Alex Harley

Personal information
- Full name: Alexander Harley
- Date of birth: 20 April 1936
- Place of birth: Glasgow, Scotland
- Date of death: 24 June 1969 (aged 33)
- Place of death: Birmingham, England
- Position: Striker

Senior career*
- Years: Team / Apps / (Gls)
- 195?–1958: Maryhill
- 1958–1962: Third Lanark / 85 / (68)
- 1962–1963: Manchester City / 40 / (23)
- 1963–1964: Birmingham City / 28 / (9)
- 1964–1965: Dundee / 10 / (4)
- 1965–1966: Portadown
- 1966: Cape Town City / 2 / (0)

= Alex Harley =

Scottish footballer

Alexander Harley (20 April 1936 – 24 June 1969) was a Scottish professional footballer who played for Third Lanark, Manchester City, Birmingham City, Dundee, Portadown and Cape Town City as a striker.

Harley joined Third Lanark in 1958, and scored 71 goals in two seasons from 1960 to 1962, his 42 goals in the 1960–61 making him the highest scorer in the Scottish Football League First Division. In the 1962 close season Harley signed by English club Manchester City for £19,500. Harley debuted in a 2–0 defeat to Aston Villa on 25 August 1962, and scored his first Citizens goal two games later versus Tottenham Hotspur. Harley scored 31 more goals in all competitions that season, including the winner in a Manchester derby at Old Trafford, to become the club's leading scorer, but the Citizens finished the season in 21st place and were relegated.
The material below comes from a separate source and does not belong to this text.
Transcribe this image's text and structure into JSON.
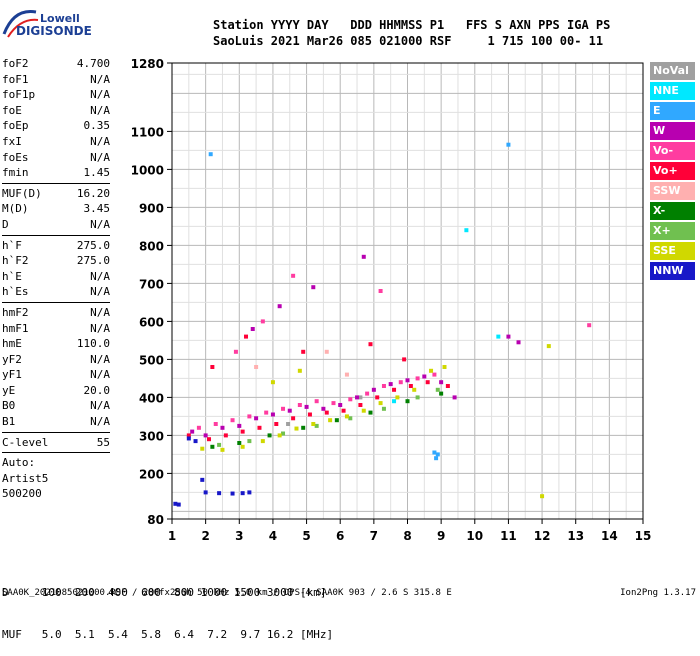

Harley joined Birmingham City in the close season for £42,000, thereby staying in the top division. He scored 9 goals in 28 League appearances for the Blues and moved back to Scotland in 1965, signing for Dundee. Harley made just ten appearances for the Dee and scored four goals and was then transferred to Northern Irish club Portadown.

Harley died in Birmingham in 1969 at the age of 33 after heart failure from a coronary thrombosis.